Practical Applications

Immediate Applications

Below are concrete, deployable use cases that can be implemented with the paper’s released models, verifiable synthesis engine, and sandbox infrastructure.

  • Computer-use RPA with error recovery [Software, Finance, E-commerce, Operations] Tools/products/workflows: Replace brittle GUI scripts with an EvoCUA-based agent that executes long-horizon desktop workflows (e.g., Excel report generation, PDF processing, data consolidation across apps) and self-recovers via reflection and step-level correction. Integrate “pass@k” dynamic retries for boundary tasks. Assumptions/dependencies: Agents operate within hardened sandboxes; validators exist for critical tasks; human-in-the-loop for exceptions; Linux-first images or equivalent calibrated images for target OS/apps.
  • Autonomous desktop QA/regression testing [Software/QA] Tools/products/workflows: Use the verifiable synthesis engine to auto-generate test tasks and executable validators for desktop apps; run at scale in the QEMU-KVM sandbox via CI pipelines to detect regressions (layout/rendering/keyboard mapping). Add step-level denoising to reduce flakiness. Assumptions/dependencies: Access to app images, fonts, and deterministic rendering; validator authoring for product-specific success criteria; compute for thousands of parallel runs.
  • Back-office operations automation (reports, reconciliations, bulk edits) [Finance, E-commerce, Logistics] Tools/products/workflows: Configure role/capability/resource templates (e.g., monthly P&L, price updates, order reconciliation). Validate outcomes with domain-specific evaluator libraries (e.g., numbers match, files generated).
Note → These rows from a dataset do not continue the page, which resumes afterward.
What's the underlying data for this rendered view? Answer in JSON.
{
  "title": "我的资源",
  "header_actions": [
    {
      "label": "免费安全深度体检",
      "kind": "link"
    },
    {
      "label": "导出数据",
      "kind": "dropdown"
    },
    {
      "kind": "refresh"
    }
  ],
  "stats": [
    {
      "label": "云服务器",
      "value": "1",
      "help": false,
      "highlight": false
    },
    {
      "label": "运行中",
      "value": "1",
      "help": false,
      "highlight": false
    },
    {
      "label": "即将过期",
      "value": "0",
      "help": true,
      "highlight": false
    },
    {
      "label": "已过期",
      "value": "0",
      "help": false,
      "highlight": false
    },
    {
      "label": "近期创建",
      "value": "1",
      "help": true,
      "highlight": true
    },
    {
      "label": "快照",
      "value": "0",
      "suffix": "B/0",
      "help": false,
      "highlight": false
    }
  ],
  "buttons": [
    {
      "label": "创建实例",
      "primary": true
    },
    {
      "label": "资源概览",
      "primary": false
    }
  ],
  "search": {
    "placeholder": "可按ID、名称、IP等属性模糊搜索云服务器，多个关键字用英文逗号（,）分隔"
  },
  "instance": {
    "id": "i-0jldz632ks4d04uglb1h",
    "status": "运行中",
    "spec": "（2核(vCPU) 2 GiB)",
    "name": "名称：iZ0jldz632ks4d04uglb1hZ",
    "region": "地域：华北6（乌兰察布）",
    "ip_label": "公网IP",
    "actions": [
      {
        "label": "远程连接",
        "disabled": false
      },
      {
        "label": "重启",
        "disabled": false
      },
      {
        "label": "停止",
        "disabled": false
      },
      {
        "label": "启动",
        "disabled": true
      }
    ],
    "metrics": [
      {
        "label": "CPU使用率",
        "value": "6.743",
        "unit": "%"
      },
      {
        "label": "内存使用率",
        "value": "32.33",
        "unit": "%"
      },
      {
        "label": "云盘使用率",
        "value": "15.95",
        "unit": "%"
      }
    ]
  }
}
Assumptions/dependencies: Clear ground-truth definitions; safe credentials handling; scoped privileges; change management to handle UI updates.
  • IT service desk and configuration tasks [IT/Ops] Tools/products/workflows: Automate GUI-based provisioning (install apps, set proxies, configure fonts, apply patches), using control primitives (wait/terminate) to handle asynchronous UI and validators to confirm successful configuration. Assumptions/dependencies: Sandbox images mirror production; validator checks for system state; guardrails for privileged operations.
  • Secure agent testing and red-teaming at scale [Security, Platform Engineering] Tools/products/workflows: Use the hybrid virtualization (QEMU-in-Docker) to safely execute untrusted agent behavior, collect failure trajectories, and apply step-level DPO to harden policies against prompt-injection and UI traps. Assumptions/dependencies: Strict kernel-level isolation; audit logging; curated adversarial tasks with executable checks.
  • Internal benchmarking and skills tracking for GUI agents [Software, MLOps] Tools/products/workflows: Adopt “generation-as-validation” to build an internal, evolving benchmark tied to app versions and business workflows; monitor agent success rates and compute-adjust budgets to focus on weak skills. Assumptions/dependencies: Taxonomy of atomic capabilities; evaluator decontamination; continuous synthesis to avoid benchmark overfitting.
  • AgentOps for reliability engineering [Software/MLOps] Tools/products/workflows: Deploy a monitoring layer that identifies Critical Forking Points, surfaces reflection events, and auto-generates preference pairs for DPO-based hotfixes; continuously update a rolling “experience pool.” Assumptions/dependencies: Storage and governance for trajectory logs; reference selection or synthesis for chosen/rejected pairs.
  • Accessibility co-pilot for repetitive GUI tasks [Healthcare, Public Sector, Consumer] Tools/products/workflows: Natural-language-triggered sequences that automate multi-step GUI actions (form filling, file management, batch renaming) with visual self-check before termination. Assumptions/dependencies: Reliability threshold acceptable to users (human confirmation for high-stakes actions); privacy constraints for on-device data.
  • Education and training labs for HCI/RL/ML systems [Academia, EdTech] Tools/products/workflows: Course labs that synthesize tasks plus validators; students compare imitation vs. experience learning; scale asynchronous sandboxes for class cohorts. Assumptions/dependencies: Institutional compute; curated task suites; safe environment images.
  • Synthetic data generation pipeline for GUI agent training [Software, Research] Tools/products/workflows: Use dual-stream synthesis to produce large, grounded datasets with executable validators; tri-fold decontamination to prevent leakage; publish as internal corpora for model post-training. Assumptions/dependencies: VLM-based task architect; evaluator tool libraries; QA protocol (consistency checks, manual spot audits).
  • UI compatibility and rendering calibration in CI [Software/QA] Tools/products/workflows: Apply font injection and HID mapping calibration to ensure cross-environment consistency; gate releases on validator-verified UI fidelity (e.g., office doc rendering). Assumptions/dependencies: Access to proprietary fonts; deterministic OS builds; baseline screenshots/validators.
  • Vendor-agnostic “GUI Gym” as a managed service [Cloud, Platform] Tools/products/workflows: Offer a sandbox farm that boots tens of thousands of sessions/min; expose APIs for rollouts, validators, pass@k orchestration, and logs; support customers’ internal agent training/evaluation. Assumptions/dependencies: Multi-tenant isolation; quota controls; cost monitoring; SLAs.

Long-Term Applications

The following opportunities require further research, scaling, safety work, or ecosystem development before broad deployment.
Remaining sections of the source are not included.